Hal itu antara lain dikemukakan Direktur Trias Politika Strategis, Agung Baskoro. Menurut Agung, selama ini, dan kemudian ditunjukkan terbuka lewat Debat Capres pertama, Selasa lalu, Ganjar seolah gamang menentukan secara tegas posisi politiknya dalam hubungannya dengan pemerintah saat ini. “Mas Ganjar terlalu galau. Misalnya, ia (terlihat) bingung harus ngomong apakah perubahan atau keberlanjutan, begitu Mas,” kata Agung kepada Inilah.com. Itu menurutnya sangat berbeda dengan Prabowo yang tegas menyatakan 100 persen melanjutkan IKN, atau Anies yang sebaliknya, menolak IKN. 
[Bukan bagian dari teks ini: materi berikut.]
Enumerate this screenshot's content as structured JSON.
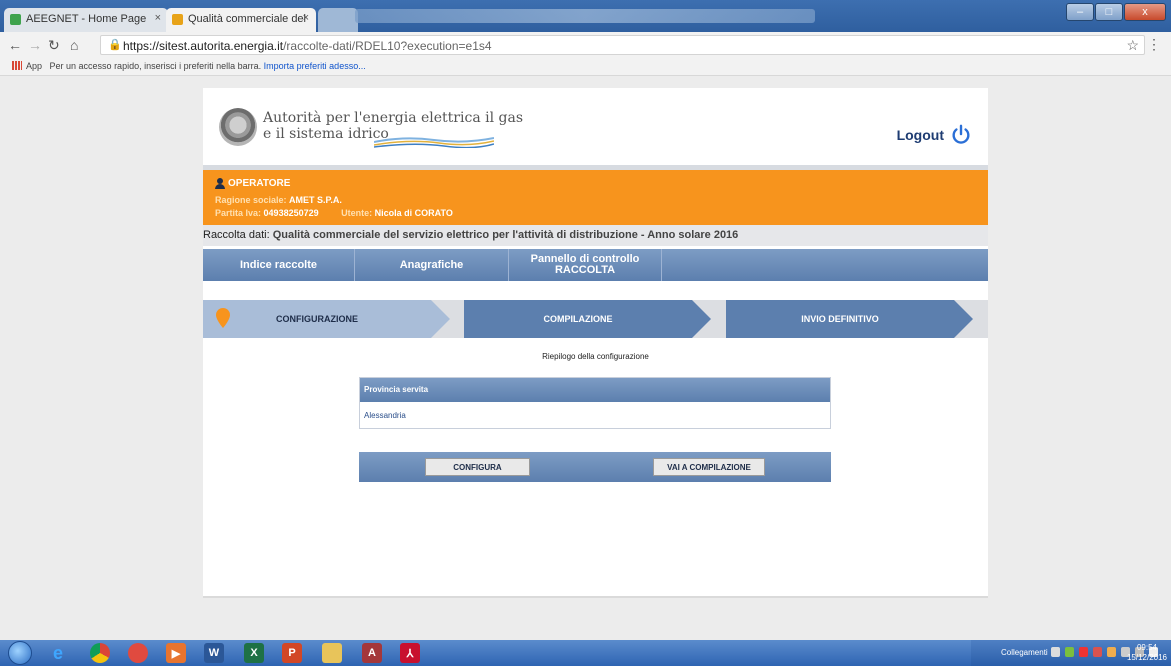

“Sementara, dalam konteks-konteks praksis sebuah objek masalah, positioning seseorang itu harus jelas, supaya pemilih punya bayangan bahwa ini keunggulan kandidatnya,”kata Agung. Karena itu, ia memandang masuk akal bila pada Debat Capres kemarin itu sama sekali tak muncul penampilan terbaiknya. “Padahal, kemarin itu temanya “Pak Mahfud banget”, tentang hukum, HAM, demokrasi, pemerintahan dan hal-hal lain yang erat hubungannya.” 

post-cover

Via rilis hasil surveinya, Denny JA sendiri percaya bahwa penurunan elektabilitas Ganjar itu disebabkan dua hal. Pertama, penolakan Ganjar terhadap Piala Dunia U-20 pada Maret lalu. Ia menunjuk hasil survei LSI Denny JA yang merekam elektabilitas Ganjar turun dari 36,2 persen (Maret 2023) menjadi 32,4 persen pada April 2023. Kedua, karena kritik keras kubu Ganjar-Mahfud (PDIP), yang terus menyerang Jokowi dengan isu dinasti, mendungnya demokrasi di bawah Jokowi, neo-orde baru, dan sebagainya. “Data survei LSI Denny JA merekam elektabilitas Ganjar-Mahfud turun dari 35,3 persen pada Oktober 2023, ke angka 28,6 persen di awal November 2023. Turun lagi menjadi 24,9 persen di akhir November,”kata rilis LSI Denny JA.  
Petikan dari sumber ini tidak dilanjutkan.